The Borssele project is just 14 miles off the Dutch coast. The giant 1.2 GW Hornsea One wind farm will be 75 miles out from Yorkshire into the North Sea, with cable and service costs to match.
Even so, the bid implies future contracts in Britain below £80, and ultimately much lower. An internal study by Dong concluded that the levelized cost of energy (LCOE) could be as low as £35 per MWh by 2030 if the scale of investment is big enough.
All this will be music to the ears of the British government as it prepares the next two sets of tenders for the North Sea.
Yet it raises the awkward question of why the UK agreed to a strike price for its Burbo Bank and Walney wind projects at £150 per MWh, and why it agreed to Hornsea One at £140 under its contract-for-difference scheme as recently as April 2014.
Government documents suggest that the generous terms of these three projects could generate as much as £7.6bn of subsidies over their lifetime, spread across several operators.
These contracts are by now a sunk cost, the fee Britain has had to pay – and will continue to pay for a long time – to achieve critical mass and scale in a new industry.
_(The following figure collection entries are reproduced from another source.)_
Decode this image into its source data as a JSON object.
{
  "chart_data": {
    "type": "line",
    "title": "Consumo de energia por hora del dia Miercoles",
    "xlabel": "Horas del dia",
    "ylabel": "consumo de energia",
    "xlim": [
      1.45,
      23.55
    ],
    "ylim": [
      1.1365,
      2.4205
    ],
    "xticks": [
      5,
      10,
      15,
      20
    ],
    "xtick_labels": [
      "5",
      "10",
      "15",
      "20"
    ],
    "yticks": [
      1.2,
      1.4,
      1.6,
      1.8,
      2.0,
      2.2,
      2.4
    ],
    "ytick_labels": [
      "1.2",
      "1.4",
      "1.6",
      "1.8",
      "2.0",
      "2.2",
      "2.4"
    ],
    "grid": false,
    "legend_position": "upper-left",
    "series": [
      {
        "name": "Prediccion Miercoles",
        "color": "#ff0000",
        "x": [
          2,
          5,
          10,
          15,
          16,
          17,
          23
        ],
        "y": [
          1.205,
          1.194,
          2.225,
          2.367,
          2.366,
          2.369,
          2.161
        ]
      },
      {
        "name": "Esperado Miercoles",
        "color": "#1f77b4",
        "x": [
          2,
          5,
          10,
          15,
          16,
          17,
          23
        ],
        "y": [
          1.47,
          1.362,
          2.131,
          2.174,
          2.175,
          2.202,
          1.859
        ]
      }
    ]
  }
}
The next two thirds of the UK’s vast national gamble offshore wind will be on an entirely different tariff.
If the industry can deliver on its astonishing promises, it will provide Britain with a relatively cheap source of decarbonized power – from a home-made source – in good time before the COP21 climate accords start to bite in earnest. One day it may even look like a shrewd strategy.